Females. Generally, the morphology is similar to that in males. The cuticle is thin, finely annulated. Somatic setae absent. The labial area is barely isolated from the body. Internal labial sensillae have the shape of small papillae. Six external labial bristles, 3.0–3.5 μm long. Four head setae barely visible, 1.0-μm-long. Fovea amphids have the shape of a circle located 6.5–7.5 μm from the anterior end of the body. The pharynx is slender, muscular, only slightly expanding to its base. The cardia is muscular and protrudes into the lumen of the middle intestine. Glands around the cardia and rennette are not found. The length of the rectum is slightly less than the width of the body in the anus area.

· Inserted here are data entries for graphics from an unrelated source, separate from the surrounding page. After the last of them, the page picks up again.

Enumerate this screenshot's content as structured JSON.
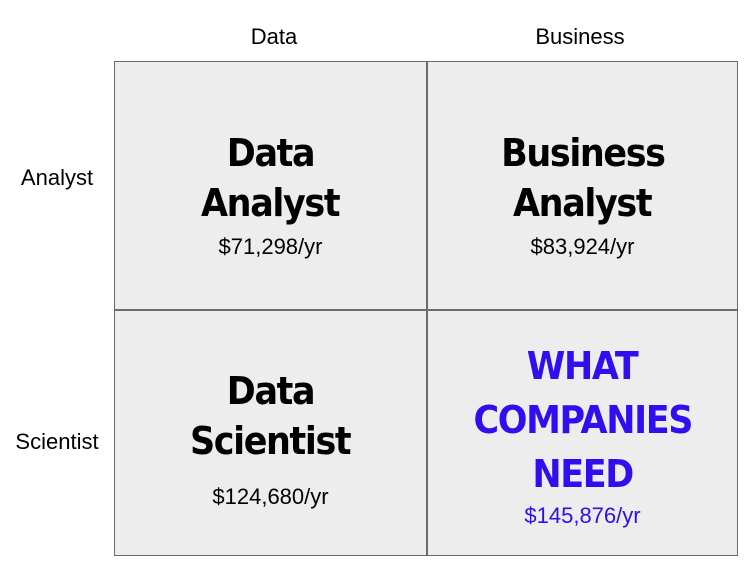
{
  "columns": [
    "Data",
    "Business"
  ],
  "rows": [
    "Analyst",
    "Scientist"
  ],
  "cells": {
    "data_analyst": {
      "title_line1": "Data",
      "title_line2": "Analyst",
      "salary": "$71,298/yr"
    },
    "business_analyst": {
      "title_line1": "Business",
      "title_line2": "Analyst",
      "salary": "$83,924/yr"
    },
    "data_scientist": {
      "title_line1": "Data",
      "title_line2": "Scientist",
      "salary": "$124,680/yr"
    },
    "what_companies_need": {
      "title_line1": "WHAT",
      "title_line2": "COMPANIES",
      "title_line3": "NEED",
      "salary": "$145,876/yr"
    }
  },
  "colors": {
    "accent": "#2f0ff0",
    "cell_background": "#ededed",
    "grid_line": "#6b6b6b"
  }
}
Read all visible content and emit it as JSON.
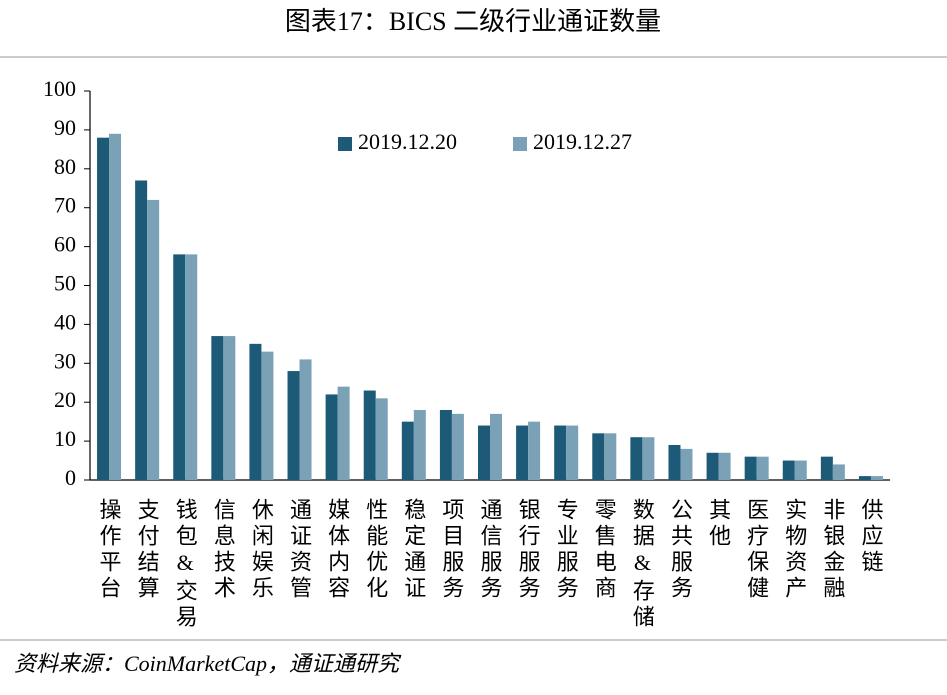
{
  "chart_data": {
    "type": "bar",
    "title": "图表17：BICS 二级行业通证数量",
    "source": "资料来源：CoinMarketCap，通证通研究",
    "categories": [
      "操作平台",
      "支付结算",
      "钱包&交易",
      "信息技术",
      "休闲娱乐",
      "通证资管",
      "媒体内容",
      "性能优化",
      "稳定通证",
      "项目服务",
      "通信服务",
      "银行服务",
      "专业服务",
      "零售电商",
      "数据&存储",
      "公共服务",
      "其他",
      "医疗保健",
      "实物资产",
      "非银金融",
      "供应链"
    ],
    "series": [
      {
        "name": "2019.12.20",
        "color": "#1c5a78",
        "values": [
          88,
          77,
          58,
          37,
          35,
          28,
          22,
          23,
          15,
          18,
          14,
          14,
          14,
          12,
          11,
          9,
          7,
          6,
          5,
          6,
          1
        ]
      },
      {
        "name": "2019.12.27",
        "color": "#7ba1b6",
        "values": [
          89,
          72,
          58,
          37,
          33,
          31,
          24,
          21,
          18,
          17,
          17,
          15,
          14,
          12,
          11,
          8,
          7,
          6,
          5,
          4,
          1
        ]
      }
    ],
    "ylim": [
      0,
      100
    ],
    "yticks": [
      0,
      10,
      20,
      30,
      40,
      50,
      60,
      70,
      80,
      90,
      100
    ],
    "grid": false,
    "legend": "top"
  }
}
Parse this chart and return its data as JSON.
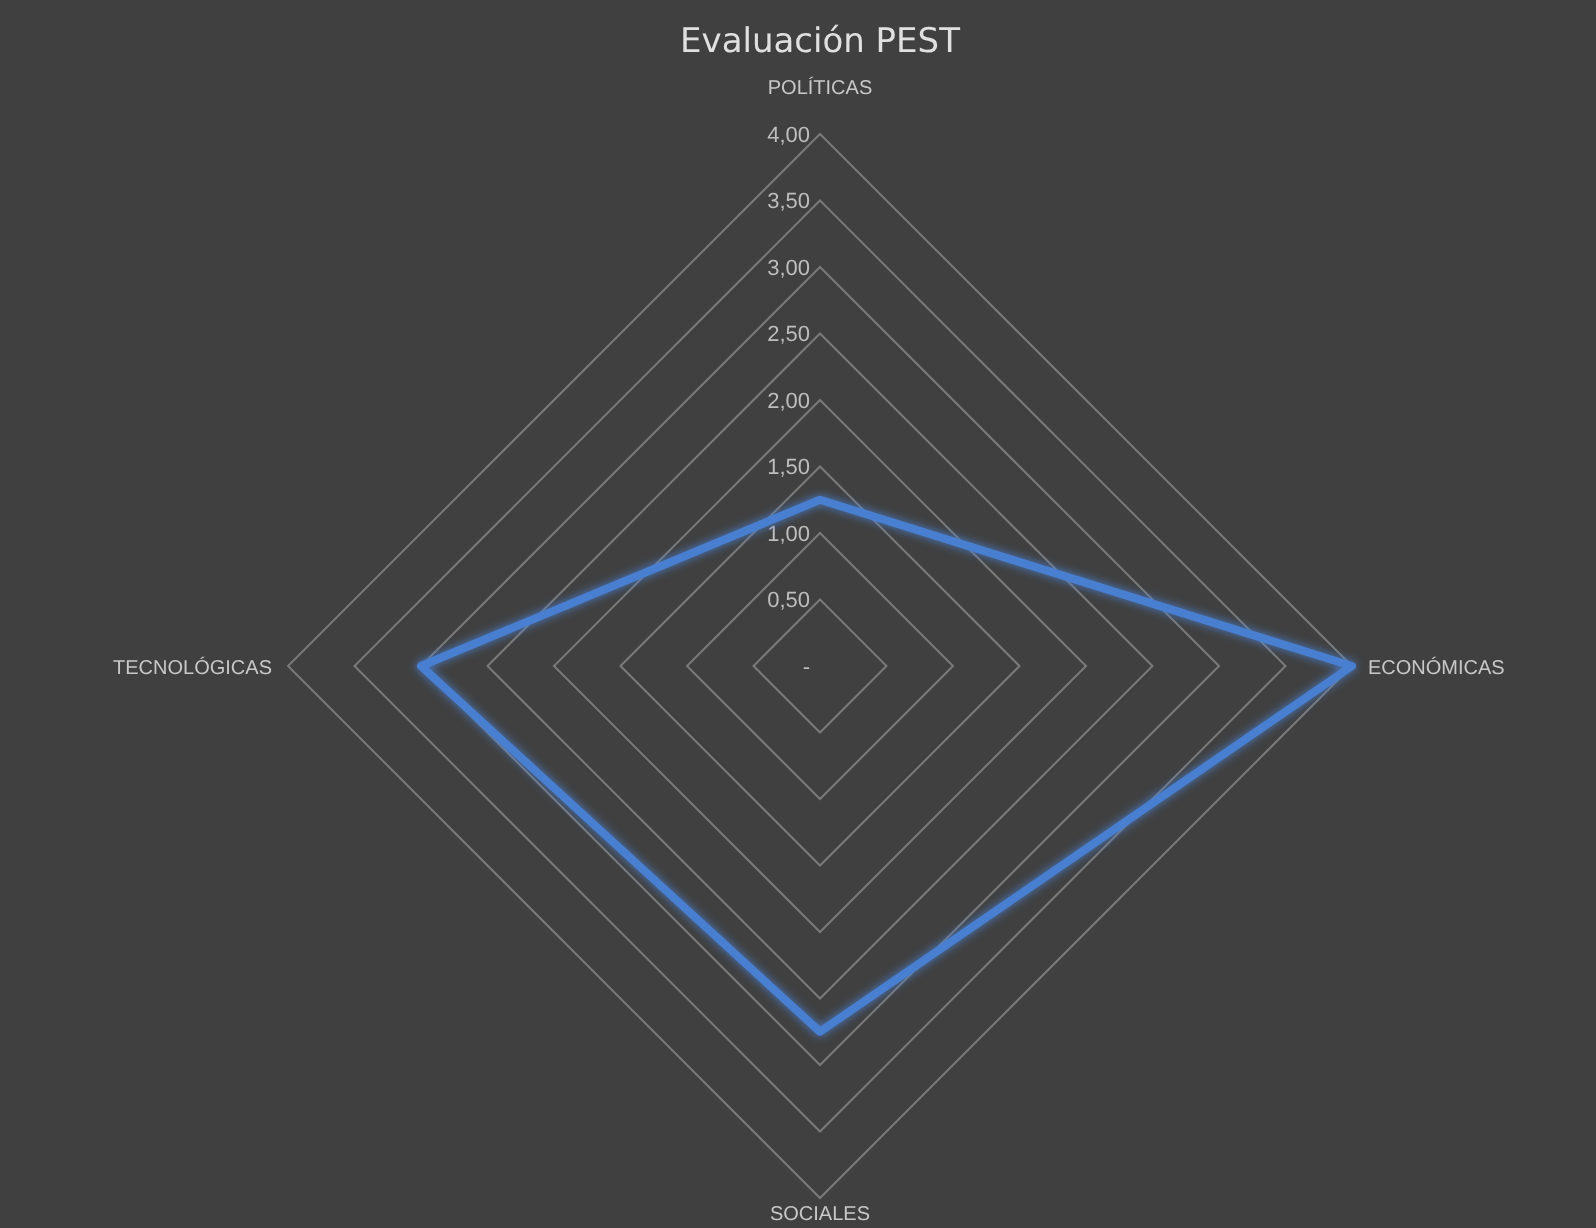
{
  "chart_data": {
    "type": "radar",
    "title": "Evaluación PEST",
    "categories": [
      "POLÍTICAS",
      "ECONÓMICAS",
      "SOCIALES",
      "TECNOLÓGICAS"
    ],
    "series": [
      {
        "color": "#4a7fd0",
        "values": [
          1.25,
          4,
          2.75,
          3
        ]
      }
    ],
    "ylim": [
      0,
      4
    ],
    "yticks": [
      {
        "value": 0,
        "label": "-"
      },
      {
        "value": 0.5,
        "label": "0,50"
      },
      {
        "value": 1,
        "label": "1,00"
      },
      {
        "value": 1.5,
        "label": "1,50"
      },
      {
        "value": 2,
        "label": "2,00"
      },
      {
        "value": 2.5,
        "label": "2,50"
      },
      {
        "value": 3,
        "label": "3,00"
      },
      {
        "value": 3.5,
        "label": "3,50"
      },
      {
        "value": 4,
        "label": "4,00"
      }
    ],
    "grid": true
  }
}
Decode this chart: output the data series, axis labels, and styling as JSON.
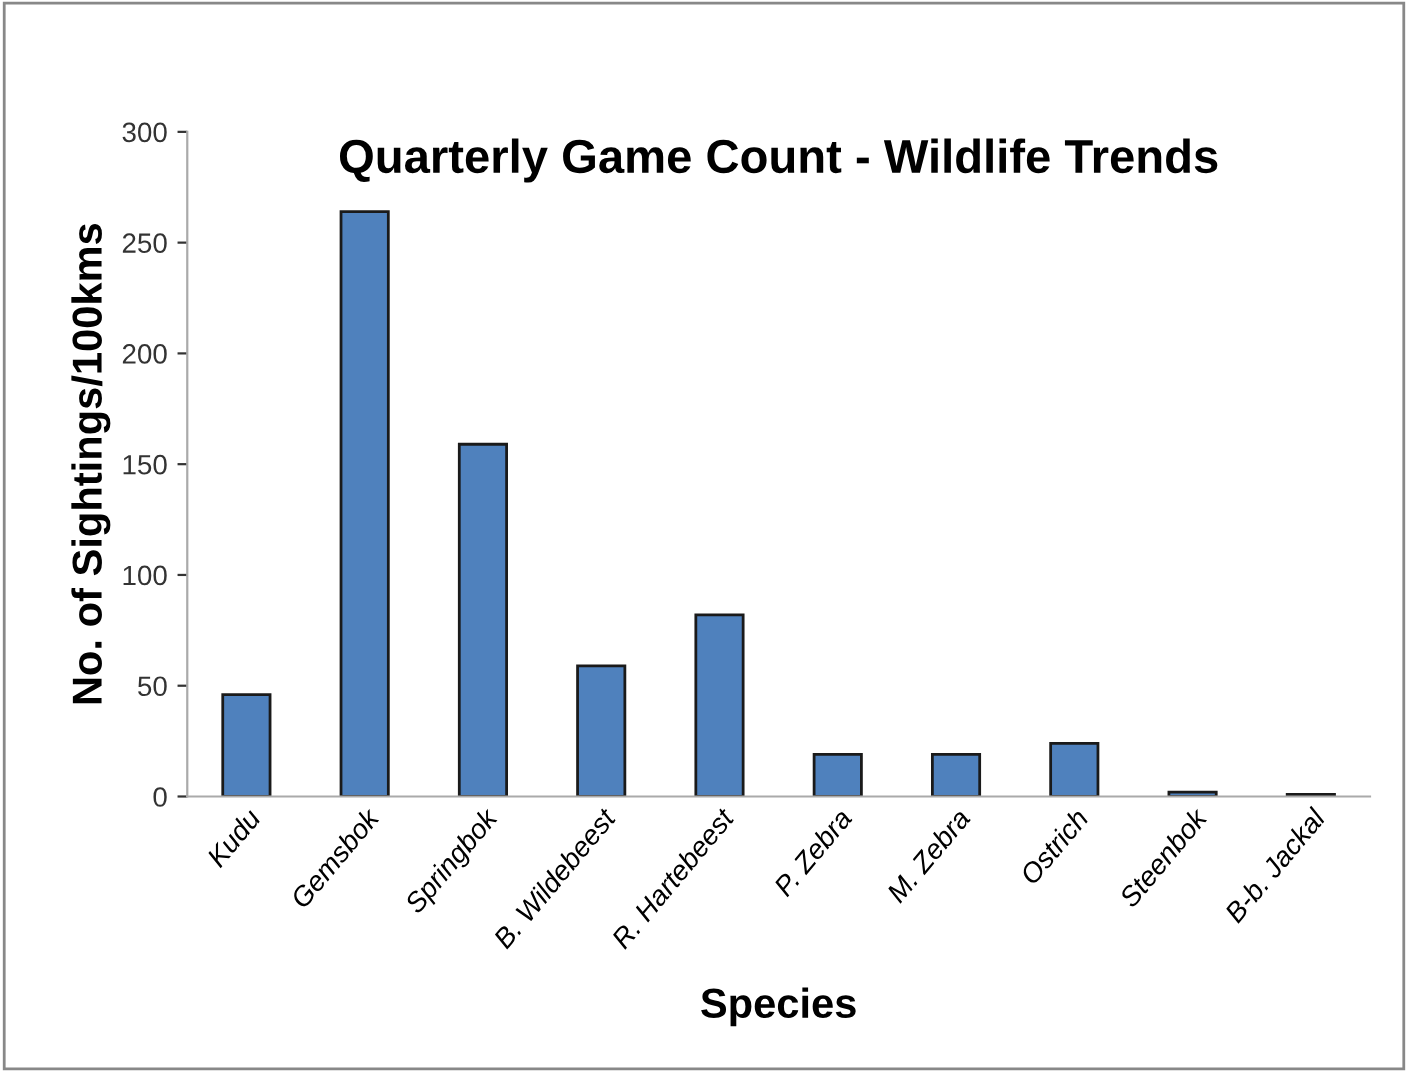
{
  "chart_data": {
    "type": "bar",
    "title": "Quarterly Game Count - Wildlife Trends",
    "xlabel": "Species",
    "ylabel": "No. of Sightings/100kms",
    "categories": [
      "Kudu",
      "Gemsbok",
      "Springbok",
      "B. Wildebeest",
      "R. Hartebeest",
      "P. Zebra",
      "M. Zebra",
      "Ostrich",
      "Steenbok",
      "B-b. Jackal"
    ],
    "values": [
      46,
      264,
      159,
      59,
      82,
      19,
      19,
      24,
      2,
      1
    ],
    "color": "#4f81bd",
    "ylim": [
      0,
      300
    ],
    "yticks": [
      0,
      50,
      100,
      150,
      200,
      250,
      300
    ],
    "grid": false
  }
}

One ovary, anterior, straight. The vulva is preequatorial, having the shape of a transverse fissure. The labiae of the vulva are not sclerotized and do not protrude beyond the contours of the body. The vagina is bent to the anterior end of the body; it has thin walls. No postvulvar cell, posterior uterus, or spermatheca were detected. There are numerous sperm in the anterior uterus. The tail is slender, long, and divided into two sections. The anterior section is shorter, conical, and the back is thin and whiplike (flagellum). The length of the anterior section is 25–27% of the total length of the tail. Caudal glands are poorly expressed. Spinneret is porous. No terminal setae on tail.

Differential diagnosis. Thalassomonhystera longisoma sp. n belongs to the group of species of the genus Thalassomonhystera, the males of which have a gubernaculum with a dorsal process (Fonseca, Decraemer, 2008). In regard to the tail shape and length, the new species is close to two species of the genus: Th. minor Gagarin, Nguyen Thi Thu, 2008 and Th. elegans Gagarin, Nguyen Vu Thanh, 2013, found in the mangrove sediments in Vietnam (Gagarin, 2017). It differs from the first species by its large body size (L = 850–1011 µm versus L = 629–818 µm in Th. minor), thinner body (a = 53–67 versus a = 37–46 in Th. minor), longer external labial setae (3.0–3.5 μm versus 1.2–1.5 μm in Th. minor), shorter spicules (13–14 μm versus 18–22 μm in Th. minor). The new species differs from Th. elegans by a slightly shorter and more slender body (L = 850–1011 μm, a = 53–67 versus L = 992–1234 μm and a = 42–45 in Th. elegans), shorter external labial bristles (3.0–3.5 μm versus 6.5–8.0 in Th. elegans), and shorter spicules (13–14 μm versus 16–18 μm in Th. elegans).

Currently, six valid species of the Thalassomonhystera genus have been found in the reservoirs of Vietnam: Th. minor Gagarin, Nguyen Thi Thu, 2008; Th. tenuis Gagarin, Nguyen Vu Thanh, 2008; Th. leptosoma Gagarin, Nguyen Vu Thanh, 2009; Th. pygmea Gagarin, 2012; Th. elegans Gagarin, Nguyen Vu Thanh, 2013; and Th. longisoma sp. n.

Etymology. The specific name means “long-bodied” or “with a long body.”